The 2022 Note Purchase Agreement contains customary representations and warranties of the company, as well as certain customary covenants, including, without limitation, financial covenants generally consistent with those applicable under the company's revolving credit facility. The company was in compliance with all covenants as of October 31, 2022.
7.8% Debentures
In June 1997, the company issued $175.0 million of debt securities consisting of $75.0 million of 7.125% coupon 10-year notes and $100.0 million of 7.8% coupon 30-year debentures. The $75.0 million of 7.125% coupon 10-year notes were repaid at maturity during fiscal 2007. In connection with the issuance of $175.0 million in long-term debt securities, the company paid $23.7 million to terminate three forward-starting interest rate swap agreements with notional amounts totaling $125.0 million. These swap agreements had been entered into to reduce exposure to interest rate risk prior to the issuance of the new long-term debt securities. As of the inception of one of the swap
agreements, the company had received payments that were recorded as deferred income to be recognized as an adjustment to interest expense over the term of the new debt securities. As of the date the swaps were terminated, this deferred income totaled $18.7 million. The excess termination fees over the deferred income recorded was deferred and is being recognized as an adjustment to interest expense over the term of the debt securities issued.

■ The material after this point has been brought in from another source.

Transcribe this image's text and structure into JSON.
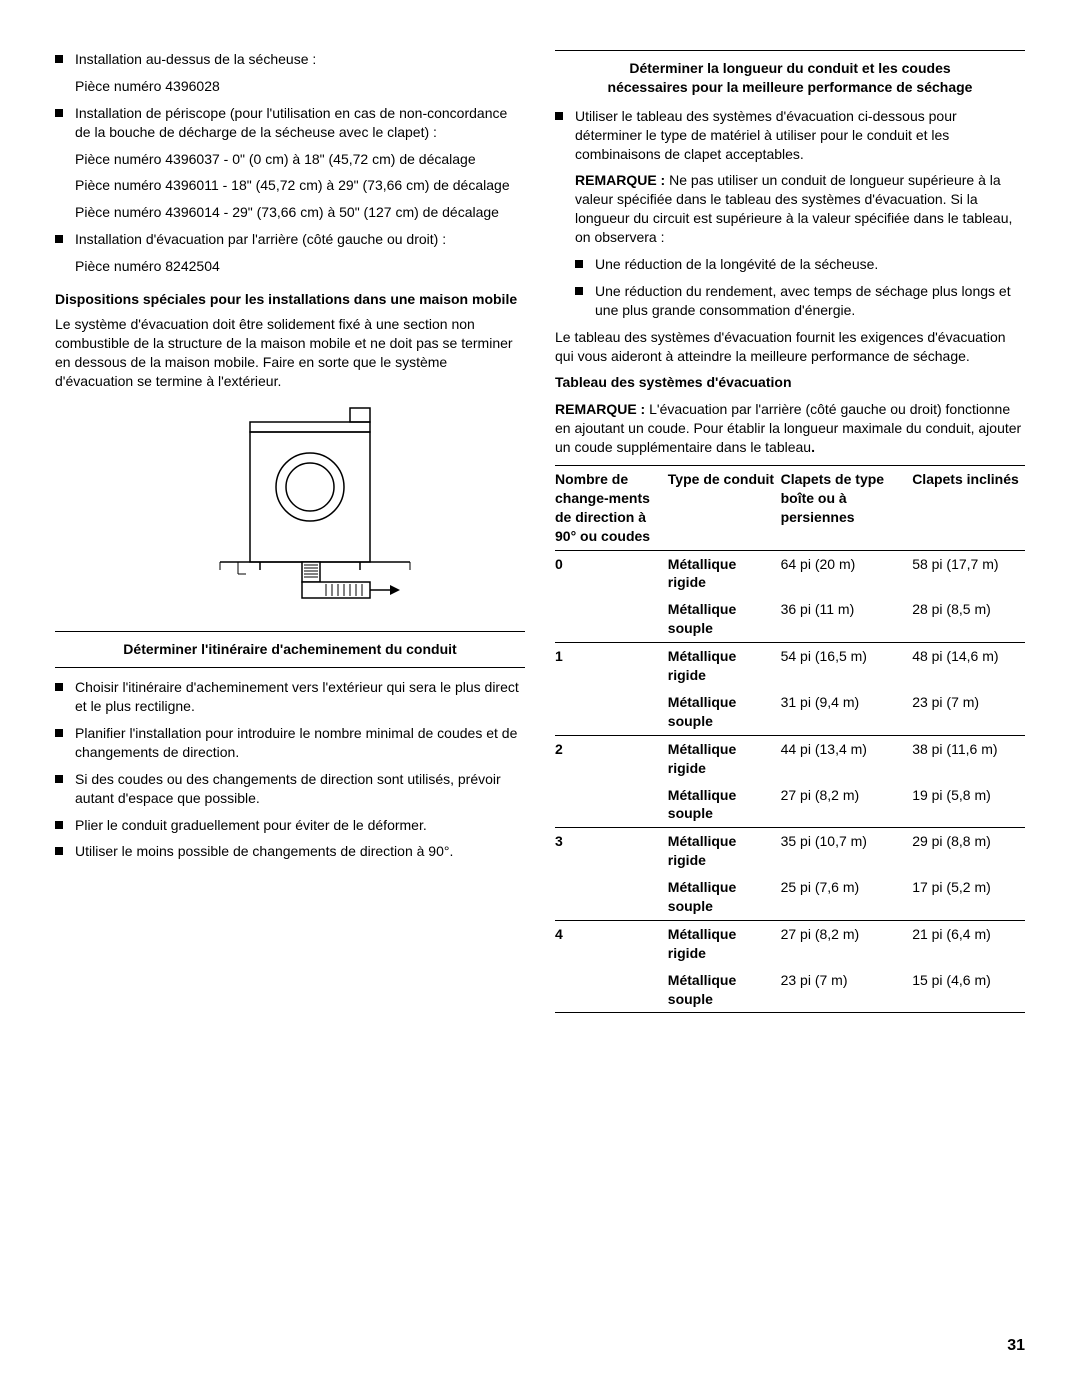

Interest on the debentures is payable semiannually on the 15th day of June and December in each year. For each of the fiscal years ended October 31, 2022, 2021, and 2020, the company incurred interest expense of $8.0 million, respectively.
6.625% Senior Notes
On April 26, 2007, the company issued $125.0 million in aggregate principal amount of 6.625% senior notes due May 1, 2037 and priced at 98.513% of par value. The resulting discount of $1.9 million is being amortized over the term of the notes using the straight-line method as the results obtained are not materially different from those that would result from the use of the effective interest method. Although the coupon rate of the senior notes is 6.625%, the effective interest rate is 6.741% after taking into account the issuance discount. The senior notes are unsecured senior obligations of the company and rank equally with the company's other unsecured and unsubordinated indebtedness. The indentures under which the senior notes were issued contain customary covenants and event of default provisions. The company may redeem some or all of the senior notes at any time at the greater of the full principal amount of the senior notes being redeemed or the present value of the remaining scheduled payments of principal and interest discounted to the redemption date on a semi-annual basis at the treasury rate plus 30 basis points, plus, in both cases, accrued and unpaid interest. In the event of the occurrence of both (i) a change of control of the company, and (ii) a downgrade of the notes below an investment grade rating by both Moody's Investors Service, Inc. and Standard & Poor's Ratings Services within a specified period, the company would be required to make an offer to purchase the senior notes at a price equal to 101% of the principal amount of the senior notes plus accrued and unpaid interest to the date of repurchase.
Interest on the senior notes is payable semiannually on the 1st day of May and November in each year. For each of the fiscal years ended October 31, 2022, 2021, and 2020, the company incurred interest expense of $8.4 million, respectively.